A Cinematographic Meditation

Samsara, according to the film’s website, is a Sanskrit word meaning “the ever turning wheel of life.” The film, which has taken this word for its title, has no dialogue, no narrative; it consists of a series of images the filmmakers describe as a “nonverbal, guided meditation.” 

Does that excite you or make you want to roll your eyes? Your response to that question is probably indicative of your response to Samsara. Baraka director Ron Fricke’s new film was shot over five years, in more than 25 countries, and is full of lovely cinematography carefully edited and overscored for maximum effect. Yes, you get a stunning tour of places you’ll probably never get to visit, but this journey comes with a guilt trip.

Samsara is what might result if you smashed together the heavy-handed effectiveness of a Michael Moore film and the gorgeous imagery of a Tarsem Singh film, then stripped out all that pesky narrative and dialogue: It’s a string of images that flip between breathtaking natural wonders, beautiful relics of the past, stoic tribesmen (and women, and boy, does this camera have a male gaze) and the detritus of modern living. Here, a factory that makes sex dolls, which are extra creepy without their heads! Here, poor children picking through a mountain of garbage! Here, chickens being packed into crates for slaughter! (We skip the actual killing, going from fluttering chickens to slabs of meat.)

On the flip side, we have glorious Petra, beautiful waterfalls, graceful women carrying all manner of things on their heads, and a stunning Namibian national park, among other gorgeous images (but never any context as to who, where or what you’re seeing; the film’s website identifies only a few locations). Fricke may like to think he’s taking you on a deep meditation about the cycle of life, man, but these images are carefully calculated and so intensely predictable that what I wound up meditating on was how cynical and predictable the whole thing seemed. 

It’s college-level cliché: the fetishized view of the other, who lives more simply and nobly than “us”; the juxtaposition of the wonders left by previous eras of humanity with the mess we’re making; the modern world presented as ugly and misguided more often than not (though the time-lapse shots of highway traffic were magical). I left the theater thinking, yes, consume less, stop making garbage, all our time is spent on silly things, yes, I know. Samsara is a beautifully filmed confirmation that everything you feel guilty or doubtful about is probably worth feeling guilty and/or doubtful about. The elaborate skyscrapers and glorious cities, well, you can appreciate those, but do it the right way.

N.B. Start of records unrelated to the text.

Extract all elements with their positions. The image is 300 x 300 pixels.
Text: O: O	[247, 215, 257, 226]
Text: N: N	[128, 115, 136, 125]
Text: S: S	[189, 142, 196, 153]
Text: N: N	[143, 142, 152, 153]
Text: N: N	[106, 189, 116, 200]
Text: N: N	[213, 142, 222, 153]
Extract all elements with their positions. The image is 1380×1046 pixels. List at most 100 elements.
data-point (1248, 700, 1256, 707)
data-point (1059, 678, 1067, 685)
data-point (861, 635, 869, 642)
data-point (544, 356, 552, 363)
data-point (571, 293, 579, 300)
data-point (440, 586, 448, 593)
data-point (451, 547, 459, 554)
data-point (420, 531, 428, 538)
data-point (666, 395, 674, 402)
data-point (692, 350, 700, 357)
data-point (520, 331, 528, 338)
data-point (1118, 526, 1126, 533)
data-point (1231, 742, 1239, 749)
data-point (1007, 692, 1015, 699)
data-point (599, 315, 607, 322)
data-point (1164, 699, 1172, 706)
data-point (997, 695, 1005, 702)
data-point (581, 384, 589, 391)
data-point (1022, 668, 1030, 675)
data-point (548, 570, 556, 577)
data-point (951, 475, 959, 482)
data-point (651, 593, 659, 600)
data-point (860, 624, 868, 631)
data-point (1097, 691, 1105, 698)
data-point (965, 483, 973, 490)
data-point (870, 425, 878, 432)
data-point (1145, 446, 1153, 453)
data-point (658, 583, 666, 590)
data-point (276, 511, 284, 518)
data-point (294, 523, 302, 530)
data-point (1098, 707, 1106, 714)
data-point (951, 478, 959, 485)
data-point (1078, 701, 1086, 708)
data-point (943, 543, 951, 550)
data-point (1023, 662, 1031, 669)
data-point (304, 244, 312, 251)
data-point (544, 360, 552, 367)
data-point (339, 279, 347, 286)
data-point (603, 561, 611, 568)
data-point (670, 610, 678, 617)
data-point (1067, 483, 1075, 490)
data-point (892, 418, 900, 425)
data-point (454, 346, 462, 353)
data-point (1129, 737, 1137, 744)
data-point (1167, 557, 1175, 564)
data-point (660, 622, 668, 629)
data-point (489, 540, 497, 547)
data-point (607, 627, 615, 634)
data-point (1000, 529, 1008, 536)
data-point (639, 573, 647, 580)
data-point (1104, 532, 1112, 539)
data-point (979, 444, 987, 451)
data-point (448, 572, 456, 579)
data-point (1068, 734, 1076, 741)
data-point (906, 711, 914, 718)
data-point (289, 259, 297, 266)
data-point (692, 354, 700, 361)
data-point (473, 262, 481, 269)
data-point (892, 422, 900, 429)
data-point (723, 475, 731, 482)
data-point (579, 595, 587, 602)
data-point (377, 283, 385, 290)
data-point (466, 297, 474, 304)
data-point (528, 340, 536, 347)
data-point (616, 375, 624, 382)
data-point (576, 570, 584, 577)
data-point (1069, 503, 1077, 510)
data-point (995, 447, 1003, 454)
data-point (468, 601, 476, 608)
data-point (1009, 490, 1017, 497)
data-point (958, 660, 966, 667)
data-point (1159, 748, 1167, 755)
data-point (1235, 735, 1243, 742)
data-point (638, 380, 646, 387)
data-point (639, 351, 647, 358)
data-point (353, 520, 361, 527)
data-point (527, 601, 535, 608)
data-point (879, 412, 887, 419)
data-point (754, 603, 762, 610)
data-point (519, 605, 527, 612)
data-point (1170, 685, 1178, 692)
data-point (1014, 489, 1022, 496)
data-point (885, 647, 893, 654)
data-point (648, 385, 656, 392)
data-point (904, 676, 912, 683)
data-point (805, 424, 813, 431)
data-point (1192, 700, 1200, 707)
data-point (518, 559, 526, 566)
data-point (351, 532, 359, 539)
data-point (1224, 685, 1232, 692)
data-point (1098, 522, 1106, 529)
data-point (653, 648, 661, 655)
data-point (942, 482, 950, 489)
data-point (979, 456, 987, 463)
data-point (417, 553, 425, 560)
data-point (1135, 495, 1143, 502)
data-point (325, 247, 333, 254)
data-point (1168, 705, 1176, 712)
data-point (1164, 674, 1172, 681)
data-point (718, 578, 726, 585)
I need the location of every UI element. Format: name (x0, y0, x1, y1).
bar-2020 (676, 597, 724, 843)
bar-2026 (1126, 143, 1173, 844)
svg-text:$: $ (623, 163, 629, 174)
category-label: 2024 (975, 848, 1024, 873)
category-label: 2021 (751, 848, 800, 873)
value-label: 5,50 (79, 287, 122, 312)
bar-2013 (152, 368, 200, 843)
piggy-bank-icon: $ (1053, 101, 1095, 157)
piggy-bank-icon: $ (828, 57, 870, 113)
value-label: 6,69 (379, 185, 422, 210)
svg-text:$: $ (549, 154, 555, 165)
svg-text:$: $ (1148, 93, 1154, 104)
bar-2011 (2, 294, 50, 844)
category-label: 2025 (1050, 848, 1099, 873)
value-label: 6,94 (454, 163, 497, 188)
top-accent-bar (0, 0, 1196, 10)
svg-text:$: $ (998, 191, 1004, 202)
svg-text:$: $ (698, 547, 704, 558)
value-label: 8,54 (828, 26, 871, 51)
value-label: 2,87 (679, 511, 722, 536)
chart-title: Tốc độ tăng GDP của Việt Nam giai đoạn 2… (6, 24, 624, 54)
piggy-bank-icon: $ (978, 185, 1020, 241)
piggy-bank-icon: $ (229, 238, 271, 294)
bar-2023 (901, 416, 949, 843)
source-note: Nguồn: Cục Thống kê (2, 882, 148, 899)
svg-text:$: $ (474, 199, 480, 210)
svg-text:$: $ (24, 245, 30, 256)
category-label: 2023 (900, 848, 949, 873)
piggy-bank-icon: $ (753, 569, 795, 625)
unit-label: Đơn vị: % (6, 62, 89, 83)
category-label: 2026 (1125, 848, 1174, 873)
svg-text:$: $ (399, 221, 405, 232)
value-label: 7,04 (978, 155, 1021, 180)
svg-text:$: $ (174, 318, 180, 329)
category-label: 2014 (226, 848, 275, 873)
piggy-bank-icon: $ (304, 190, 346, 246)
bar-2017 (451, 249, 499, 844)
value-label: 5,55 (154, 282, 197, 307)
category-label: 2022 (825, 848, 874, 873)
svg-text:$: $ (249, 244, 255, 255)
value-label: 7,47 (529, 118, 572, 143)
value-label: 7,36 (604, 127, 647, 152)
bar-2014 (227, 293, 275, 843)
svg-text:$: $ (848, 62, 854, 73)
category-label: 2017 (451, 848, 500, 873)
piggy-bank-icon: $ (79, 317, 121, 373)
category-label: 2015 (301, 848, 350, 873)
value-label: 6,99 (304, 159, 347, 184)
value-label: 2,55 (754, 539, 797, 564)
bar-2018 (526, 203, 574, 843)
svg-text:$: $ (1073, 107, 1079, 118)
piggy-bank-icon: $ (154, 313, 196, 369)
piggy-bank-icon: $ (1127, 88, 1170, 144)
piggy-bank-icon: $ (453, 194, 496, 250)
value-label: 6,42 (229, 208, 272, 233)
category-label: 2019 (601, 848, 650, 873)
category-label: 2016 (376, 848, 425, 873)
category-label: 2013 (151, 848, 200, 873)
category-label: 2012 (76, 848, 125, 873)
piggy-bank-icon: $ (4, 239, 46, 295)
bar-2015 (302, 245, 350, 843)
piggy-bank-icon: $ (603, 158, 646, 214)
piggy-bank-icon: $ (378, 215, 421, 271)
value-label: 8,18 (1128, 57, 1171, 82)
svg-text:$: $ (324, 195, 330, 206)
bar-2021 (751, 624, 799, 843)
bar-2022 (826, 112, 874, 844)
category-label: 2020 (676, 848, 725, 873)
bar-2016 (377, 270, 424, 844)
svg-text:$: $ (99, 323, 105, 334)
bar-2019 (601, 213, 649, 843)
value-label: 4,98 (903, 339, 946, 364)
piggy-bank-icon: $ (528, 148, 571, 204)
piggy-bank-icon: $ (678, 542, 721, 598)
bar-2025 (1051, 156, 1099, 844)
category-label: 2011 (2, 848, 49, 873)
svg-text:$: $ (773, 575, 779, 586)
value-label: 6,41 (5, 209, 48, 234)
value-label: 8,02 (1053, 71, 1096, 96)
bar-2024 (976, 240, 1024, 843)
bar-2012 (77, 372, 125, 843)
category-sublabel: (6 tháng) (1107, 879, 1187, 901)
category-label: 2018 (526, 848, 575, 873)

I can’t fault the film on a technical level — certain images, such as the aerial shot of Mecca, are indelible — and I can appreciate the years of work that went into it. But it’s manipulative and condescending, a series of striking visuals appropriated and arranged into a film that’s not half as deep as it thinks it is. If you just need something nice to look at, you could do worse, provided you can stomach the film’s back-patting message and dispassionately sincere, New Age-y soundtrack. Just take your iPod. I suspect you could make Samsara considerably more palatable just by changing the score. 

SAMSARA: Directed by Ron Fricke. Concept and treatment, Fricke and Mark Magidson. Editors, Fricke and Magidson. Music, Michael Stearns, Lisa Gerrard and Marcello de Francisci. Oscilloscope Pictures, 2012. PG-13 102 minutes. Two stars.